Shadows of the Holocaust in Hilversum

Mr. Ernst Bakker, the mayor of Hilversum, a small town in the Netherlands, is now a hero of mine. He has refused a request from the Dutch Ministry of Justice to provide the Ministry with information about illegal aliens who don’t qualify for a ‘pardon’. The information would be used to round up the illegal aliens who don’t have any prospect of legalising their residency status in order to expel them from the country.

The heavy hand of history hovers in the background of this story. During World War II, about 75% of the pre-war 140,000 Jewish community in the Netherlands was murdered by the Nazis. One of the reasons for this Nazi success was that the modal Dutch public servant continued to ‘do his job’ during the war. Local officials helped identify the Jews, the local police assisted in rounding them up, Dutch train drivers drove the trains that took them to the camps. Dutch mayors, as heads of local administrations and heads of police were heavily implicated in this widespread support by inertia - born out of cowardice - for the Holocaust.

The Mayor appears to be aware that he is speaking for the dead.

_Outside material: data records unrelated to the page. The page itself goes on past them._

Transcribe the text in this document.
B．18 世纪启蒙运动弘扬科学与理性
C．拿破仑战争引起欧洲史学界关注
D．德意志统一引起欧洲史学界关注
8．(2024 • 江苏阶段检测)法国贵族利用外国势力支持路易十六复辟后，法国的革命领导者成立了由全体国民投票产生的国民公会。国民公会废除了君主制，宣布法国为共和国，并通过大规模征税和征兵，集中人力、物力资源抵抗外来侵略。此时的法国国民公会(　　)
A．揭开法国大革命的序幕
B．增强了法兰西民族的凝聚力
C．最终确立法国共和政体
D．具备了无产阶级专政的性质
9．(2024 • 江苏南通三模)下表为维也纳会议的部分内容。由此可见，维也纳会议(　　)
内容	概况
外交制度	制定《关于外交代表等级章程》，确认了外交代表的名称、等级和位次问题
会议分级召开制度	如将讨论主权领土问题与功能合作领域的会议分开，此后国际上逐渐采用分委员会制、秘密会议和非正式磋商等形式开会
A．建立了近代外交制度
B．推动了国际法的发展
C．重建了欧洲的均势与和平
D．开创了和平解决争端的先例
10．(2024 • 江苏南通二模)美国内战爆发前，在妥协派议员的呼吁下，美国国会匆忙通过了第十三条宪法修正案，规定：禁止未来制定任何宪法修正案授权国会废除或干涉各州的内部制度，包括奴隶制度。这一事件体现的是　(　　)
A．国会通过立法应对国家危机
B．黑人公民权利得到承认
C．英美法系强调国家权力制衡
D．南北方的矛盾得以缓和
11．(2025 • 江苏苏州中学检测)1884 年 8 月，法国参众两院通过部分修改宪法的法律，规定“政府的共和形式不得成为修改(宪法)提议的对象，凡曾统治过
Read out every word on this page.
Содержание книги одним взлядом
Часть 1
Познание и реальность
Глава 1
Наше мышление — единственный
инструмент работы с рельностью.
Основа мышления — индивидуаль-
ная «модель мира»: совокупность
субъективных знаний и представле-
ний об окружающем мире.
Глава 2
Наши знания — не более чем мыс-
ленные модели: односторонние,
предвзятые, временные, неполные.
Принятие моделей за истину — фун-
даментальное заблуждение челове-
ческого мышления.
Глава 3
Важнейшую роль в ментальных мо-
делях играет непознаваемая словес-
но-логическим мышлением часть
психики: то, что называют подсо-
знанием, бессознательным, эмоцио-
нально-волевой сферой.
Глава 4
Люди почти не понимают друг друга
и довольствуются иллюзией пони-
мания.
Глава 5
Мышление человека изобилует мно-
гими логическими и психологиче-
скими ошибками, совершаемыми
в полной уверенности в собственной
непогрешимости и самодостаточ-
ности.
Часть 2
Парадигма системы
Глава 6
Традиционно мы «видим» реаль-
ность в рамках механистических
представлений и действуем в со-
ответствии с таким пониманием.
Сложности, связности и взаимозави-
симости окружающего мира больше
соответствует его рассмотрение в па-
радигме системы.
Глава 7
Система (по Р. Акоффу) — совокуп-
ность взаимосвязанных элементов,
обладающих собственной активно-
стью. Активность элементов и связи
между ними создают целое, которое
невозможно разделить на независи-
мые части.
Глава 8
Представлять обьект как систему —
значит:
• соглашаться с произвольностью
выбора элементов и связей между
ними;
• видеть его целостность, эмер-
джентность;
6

When asked: “Should a mayor not just implement the law”, he answers (emphasis added): “I don’t obstruct the law. It says nowhere that I have to pass on these data. That’s not what mayors are for. Even in peacetime.”

In 1940-45 in the Netherlands it was the Jews that were reported, identified through yellow stars, rounded up, shipped out and exterminated. Ordinary citizens going about their daily tasks as usual, in the mayor’s office, in the population registry, in the police force, in the Dutch transit camps, were a major and essential part of the machinery of evil. What will be the next group to be reported, rounded up and shipped out to God knows where: Muslims, Communists, Libertarians, sufferers from Alzheimer’s, those with serious birth defects?

If there are enough men and women with the moral fibre of Mr Bakker, it need not happen again.